Building a Real-Time Data Pipeline with Amazon Kinesis - Choosing Between Data Streams and Data Firehose
Ingest real-time data with Data Streams and automatically deliver it to S3, Redshift, and OpenSearch with Data Firehose. This article explains how to build a streaming pipeline with shard design and on-demand mode selection.
Overview of Kinesis
Kinesis is a family of services for collecting, processing, and analyzing real-time streaming data. Data Streams provides real-time processing with custom consumers, Data Firehose provides automatic delivery to S3 and Redshift, and Managed Apache Flink provides SQL/Flink processing on stream data.
Choosing Between Data Streams and Firehose
Data Streams manages throughput at the shard level, with custom processing implemented via Lambda or KCL (Kinesis Client Library). It is ideal for real-time alerts requiring sub-second latency or when multiple consumers need to read from the same stream. Data Firehose automatically buffers data from producers and delivers it to S3, Redshift, OpenSearch, and Splunk. You can apply data transformation (Lambda) and format conversion (Parquet) before delivery, eliminating the need for consumer implementation. Firehose is the best choice for log aggregation and delivery to analytics platforms.

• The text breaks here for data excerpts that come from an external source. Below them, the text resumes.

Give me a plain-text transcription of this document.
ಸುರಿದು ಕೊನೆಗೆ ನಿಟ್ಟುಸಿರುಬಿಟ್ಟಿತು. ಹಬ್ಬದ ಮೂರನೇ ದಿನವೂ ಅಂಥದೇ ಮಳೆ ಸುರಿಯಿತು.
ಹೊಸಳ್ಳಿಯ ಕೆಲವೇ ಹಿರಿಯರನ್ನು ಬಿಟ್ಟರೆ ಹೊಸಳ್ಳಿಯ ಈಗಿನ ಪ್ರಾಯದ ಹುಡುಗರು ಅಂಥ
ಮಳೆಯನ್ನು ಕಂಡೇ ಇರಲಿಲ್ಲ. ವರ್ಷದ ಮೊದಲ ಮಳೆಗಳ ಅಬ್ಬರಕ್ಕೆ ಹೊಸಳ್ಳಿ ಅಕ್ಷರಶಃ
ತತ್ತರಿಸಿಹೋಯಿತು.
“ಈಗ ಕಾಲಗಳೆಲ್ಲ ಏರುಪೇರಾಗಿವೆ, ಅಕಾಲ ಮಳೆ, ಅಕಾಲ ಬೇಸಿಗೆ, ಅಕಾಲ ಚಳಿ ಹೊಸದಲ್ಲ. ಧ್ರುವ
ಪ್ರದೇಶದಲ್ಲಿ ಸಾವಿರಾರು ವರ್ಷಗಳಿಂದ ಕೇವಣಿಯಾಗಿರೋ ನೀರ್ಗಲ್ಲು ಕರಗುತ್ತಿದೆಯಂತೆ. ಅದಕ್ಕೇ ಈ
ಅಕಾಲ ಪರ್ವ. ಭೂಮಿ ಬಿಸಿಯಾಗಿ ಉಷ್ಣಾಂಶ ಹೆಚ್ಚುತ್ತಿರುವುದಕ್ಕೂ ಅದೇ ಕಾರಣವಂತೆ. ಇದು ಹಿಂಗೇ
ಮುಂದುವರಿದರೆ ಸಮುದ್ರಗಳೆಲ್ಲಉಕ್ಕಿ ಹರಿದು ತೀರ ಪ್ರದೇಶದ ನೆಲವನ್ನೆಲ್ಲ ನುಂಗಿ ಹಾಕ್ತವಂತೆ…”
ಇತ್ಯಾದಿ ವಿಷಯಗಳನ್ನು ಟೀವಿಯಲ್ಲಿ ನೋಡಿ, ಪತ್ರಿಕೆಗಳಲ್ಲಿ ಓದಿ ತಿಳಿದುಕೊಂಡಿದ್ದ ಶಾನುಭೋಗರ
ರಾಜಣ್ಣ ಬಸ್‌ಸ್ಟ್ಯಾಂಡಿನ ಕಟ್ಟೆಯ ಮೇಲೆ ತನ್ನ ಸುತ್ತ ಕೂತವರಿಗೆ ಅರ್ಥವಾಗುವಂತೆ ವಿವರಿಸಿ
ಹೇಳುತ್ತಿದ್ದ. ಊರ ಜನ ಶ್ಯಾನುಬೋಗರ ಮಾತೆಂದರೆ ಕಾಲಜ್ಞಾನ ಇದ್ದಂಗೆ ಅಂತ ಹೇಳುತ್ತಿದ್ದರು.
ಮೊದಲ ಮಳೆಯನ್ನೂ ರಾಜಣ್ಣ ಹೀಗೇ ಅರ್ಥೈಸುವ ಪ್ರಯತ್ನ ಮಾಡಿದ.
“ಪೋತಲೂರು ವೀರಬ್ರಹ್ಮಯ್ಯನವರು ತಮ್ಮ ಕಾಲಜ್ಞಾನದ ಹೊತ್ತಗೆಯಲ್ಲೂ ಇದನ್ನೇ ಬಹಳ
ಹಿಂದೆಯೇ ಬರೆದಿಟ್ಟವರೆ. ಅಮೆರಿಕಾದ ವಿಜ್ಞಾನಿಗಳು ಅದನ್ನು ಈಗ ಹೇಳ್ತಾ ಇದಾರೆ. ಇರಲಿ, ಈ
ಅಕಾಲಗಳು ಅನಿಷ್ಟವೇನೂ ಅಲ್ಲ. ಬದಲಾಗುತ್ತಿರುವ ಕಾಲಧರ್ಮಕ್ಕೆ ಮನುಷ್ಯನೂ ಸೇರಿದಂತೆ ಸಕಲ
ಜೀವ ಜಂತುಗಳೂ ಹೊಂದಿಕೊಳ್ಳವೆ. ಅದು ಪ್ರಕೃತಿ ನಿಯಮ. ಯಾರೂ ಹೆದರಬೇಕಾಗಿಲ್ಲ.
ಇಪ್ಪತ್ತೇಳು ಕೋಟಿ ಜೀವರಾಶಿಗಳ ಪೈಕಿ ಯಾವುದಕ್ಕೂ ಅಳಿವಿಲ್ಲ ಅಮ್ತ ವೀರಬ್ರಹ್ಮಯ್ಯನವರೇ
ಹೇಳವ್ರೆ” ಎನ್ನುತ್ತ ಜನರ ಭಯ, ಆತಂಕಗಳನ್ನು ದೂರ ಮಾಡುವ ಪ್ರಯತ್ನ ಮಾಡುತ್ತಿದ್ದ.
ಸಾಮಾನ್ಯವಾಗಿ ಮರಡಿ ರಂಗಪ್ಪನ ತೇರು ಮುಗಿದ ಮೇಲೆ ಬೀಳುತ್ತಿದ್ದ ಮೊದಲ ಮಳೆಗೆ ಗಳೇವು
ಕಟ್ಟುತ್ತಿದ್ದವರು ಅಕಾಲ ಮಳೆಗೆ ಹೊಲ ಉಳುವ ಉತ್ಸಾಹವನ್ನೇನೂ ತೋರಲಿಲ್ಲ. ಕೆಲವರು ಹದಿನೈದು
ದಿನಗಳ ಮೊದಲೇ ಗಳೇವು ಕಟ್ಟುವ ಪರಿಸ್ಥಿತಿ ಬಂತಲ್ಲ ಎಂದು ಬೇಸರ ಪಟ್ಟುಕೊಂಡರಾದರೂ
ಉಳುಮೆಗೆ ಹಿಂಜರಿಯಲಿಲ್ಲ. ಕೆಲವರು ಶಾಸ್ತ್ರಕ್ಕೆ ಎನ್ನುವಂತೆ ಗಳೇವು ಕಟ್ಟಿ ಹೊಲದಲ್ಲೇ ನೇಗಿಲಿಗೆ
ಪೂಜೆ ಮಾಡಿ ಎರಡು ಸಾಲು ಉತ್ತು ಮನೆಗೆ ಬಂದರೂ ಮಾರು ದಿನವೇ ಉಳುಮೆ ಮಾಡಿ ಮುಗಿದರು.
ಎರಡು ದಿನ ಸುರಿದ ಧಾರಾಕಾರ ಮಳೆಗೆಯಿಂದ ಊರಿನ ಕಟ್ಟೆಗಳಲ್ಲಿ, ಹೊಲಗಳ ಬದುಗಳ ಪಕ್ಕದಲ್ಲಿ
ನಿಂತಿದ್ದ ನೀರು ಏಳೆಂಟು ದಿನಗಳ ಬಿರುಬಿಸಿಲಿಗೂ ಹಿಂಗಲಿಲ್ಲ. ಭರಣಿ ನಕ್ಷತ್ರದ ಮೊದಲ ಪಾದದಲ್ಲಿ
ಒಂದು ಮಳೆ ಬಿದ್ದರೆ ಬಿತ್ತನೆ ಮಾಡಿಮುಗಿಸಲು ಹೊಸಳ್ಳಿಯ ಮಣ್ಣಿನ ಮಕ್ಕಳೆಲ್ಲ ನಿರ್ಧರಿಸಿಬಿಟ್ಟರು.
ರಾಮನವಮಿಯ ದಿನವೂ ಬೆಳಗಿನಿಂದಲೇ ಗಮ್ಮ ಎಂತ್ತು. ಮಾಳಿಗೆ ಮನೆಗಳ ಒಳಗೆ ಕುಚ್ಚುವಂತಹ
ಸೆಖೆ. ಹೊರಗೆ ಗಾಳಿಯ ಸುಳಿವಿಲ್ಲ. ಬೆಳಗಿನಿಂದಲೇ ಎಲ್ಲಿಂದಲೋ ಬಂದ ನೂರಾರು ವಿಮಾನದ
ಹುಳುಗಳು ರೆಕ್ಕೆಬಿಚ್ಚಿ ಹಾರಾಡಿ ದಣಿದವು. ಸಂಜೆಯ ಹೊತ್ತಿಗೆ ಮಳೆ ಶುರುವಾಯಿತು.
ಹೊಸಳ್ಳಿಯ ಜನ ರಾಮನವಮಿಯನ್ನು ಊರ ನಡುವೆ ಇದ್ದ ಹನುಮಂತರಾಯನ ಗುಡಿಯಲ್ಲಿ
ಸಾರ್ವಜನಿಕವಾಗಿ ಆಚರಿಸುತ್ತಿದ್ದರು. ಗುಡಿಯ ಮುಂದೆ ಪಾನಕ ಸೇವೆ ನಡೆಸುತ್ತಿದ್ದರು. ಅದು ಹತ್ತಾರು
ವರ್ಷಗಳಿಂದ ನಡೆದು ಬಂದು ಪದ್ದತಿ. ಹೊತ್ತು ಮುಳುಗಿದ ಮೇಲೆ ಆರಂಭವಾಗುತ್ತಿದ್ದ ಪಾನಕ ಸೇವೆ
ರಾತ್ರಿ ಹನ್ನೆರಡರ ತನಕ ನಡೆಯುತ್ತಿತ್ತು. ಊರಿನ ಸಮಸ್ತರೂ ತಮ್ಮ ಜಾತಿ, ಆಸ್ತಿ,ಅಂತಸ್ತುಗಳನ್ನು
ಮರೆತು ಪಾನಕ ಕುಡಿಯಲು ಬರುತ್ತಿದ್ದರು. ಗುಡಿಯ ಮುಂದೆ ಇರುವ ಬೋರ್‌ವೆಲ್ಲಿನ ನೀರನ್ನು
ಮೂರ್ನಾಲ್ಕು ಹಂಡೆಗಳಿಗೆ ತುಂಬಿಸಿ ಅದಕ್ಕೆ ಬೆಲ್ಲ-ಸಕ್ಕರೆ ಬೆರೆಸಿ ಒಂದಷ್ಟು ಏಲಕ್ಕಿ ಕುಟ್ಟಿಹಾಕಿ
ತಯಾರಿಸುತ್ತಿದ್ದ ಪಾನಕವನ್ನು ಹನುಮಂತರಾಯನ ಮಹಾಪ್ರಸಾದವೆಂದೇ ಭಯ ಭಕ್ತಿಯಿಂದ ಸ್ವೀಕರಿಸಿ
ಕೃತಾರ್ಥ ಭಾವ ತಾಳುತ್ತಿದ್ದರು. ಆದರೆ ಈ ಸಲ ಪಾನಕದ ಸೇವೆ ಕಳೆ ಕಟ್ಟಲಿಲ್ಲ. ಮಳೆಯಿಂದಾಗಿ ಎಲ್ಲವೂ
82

Data Streams Design Patterns
The number of Data Streams shards is determined by throughput requirements. Each shard provides 1 MB/sec write (1,000 records/sec) and 2 MB/sec read. On-demand mode automatically adjusts shard count, while provisioned mode requires manual configuration. Partition key design controls data distribution and prevents hot shards (skewed load on specific shards). Enabling enhanced fan-out allocates a dedicated 2 MB/sec read throughput per consumer, allowing multiple consumers to process data without affecting each other. KCL (Kinesis Client Library) automatically manages shard rebalancing and checkpointing, simplifying consumer application development. For a comprehensive understanding of Kinesis, related books (Amazon) can be a helpful resource.
Kinesis Cost Optimization
Data Streams provisioned mode charges per shard hour (approximately $0.015/hour) and PUT payload units (25KB units, approximately $0.014 per million units). On-demand mode charges per data ingestion volume (approximately $0.08 per GB) and read volume, suitable for workloads with variable traffic. Data Firehose charges only for ingested data volume (approximately $0.029 per GB), with no shard management required. Record aggregation (combining multiple small records into a single PUT) reduces PUT payload unit count and optimizes Data Streams costs. Extending the data retention period beyond the default 24 hours incurs additional charges, so set it to the minimum required for your replay needs.
Summary
Kinesis is a real-time streaming data processing platform. Data Streams enables custom real-time processing, with enhanced fan-out for parallel processing across multiple consumers. Data Firehose automates delivery to S3 and Redshift, while record aggregation reduces PUT payload unit count for cost optimization. On-demand mode also eliminates the operational overhead of shard management.